Many physicians are not fearful of technology.  Many in fact are quite tech savvy.  They are early adopters of smart phones, tablets and other cool gizmos — except when it comes to implementing technology  in their office.   Many do not understand how the technology would complement their workflows or compensate for the work arounds their employees utilize on a daily basis.  Many physicians may not be able to determine whether or not their co-pays have been collected in a timely matter… or how a technology that assures they are collected scales in efficiency to the point that an ROI is achieved in year 1 or 2.  Dragon, standard dictation, templates, touch screens, scribes, etc… Custom pdf’s for consents, pre-op information, post-operative instructions and guidance.  Where do I find all these things, how do I incorporate them into my workflow and what plugs into where to make sure it all works and that everyone plays nicely in the sandbox together.  Are you going to hire a consultant for 35k to tell you what you probably already know?  Are you going to pay that same consultant 50k to implement the plan because you can’t figure it out for yourself or task your staff efficiently and effectively?  I hope not.

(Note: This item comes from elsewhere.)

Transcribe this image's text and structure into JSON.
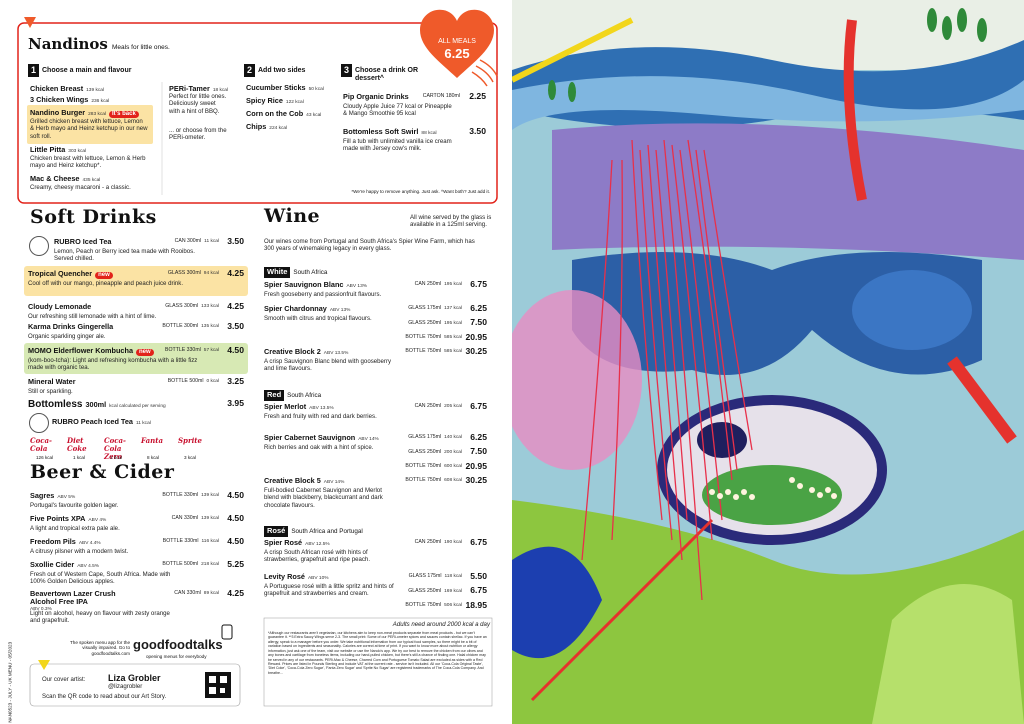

The healthcare technology industry insiders need to take a deep look into the pain point in physicians offices, push forward technologies that ease the pain — and come up with a templated system that walks the physician through a needs analysis, the cost structure, implementation or execution strategies, spells out step by step how their systems will work together and ultimately what the benefit will be in terms of being able to see more new patients,  have a better engaged, happier, more efficient staff and a more profitable, leaner practice.   The potential ROI follows next and hopefully the story is complete.  Right now the *picture* isn’t complete.  Many physicians need guidance and a clearer understanding of exactly why they need technology, how to implement it, and when they should expect to see a return.  IF the message is not absolutely crystal clear... the physician will dis-engage and stay with paper and fax machines.  These same industry leaders also need to learn how to play well with others and align their strategies in an anti-competitive and comfortable manner.   Together they can map the pain points and post strategies for implementation that will guide physicians looking for simple, elegant, structured, lean technological solutions… without the typical pain and suffering that accompanies a technology roll-out.  Impossible you say… I doubt it.  Not if they want their technologies embraced by more than 5% of the US physician population.

I called the manager of the nursery site I mentioned before.  They told me that they saw a 35% + jump in purchases when they initiated their custom pre-planned garden plans… and the avg number of plants ordered per person also jumped significantly.   Health care execs… take notice.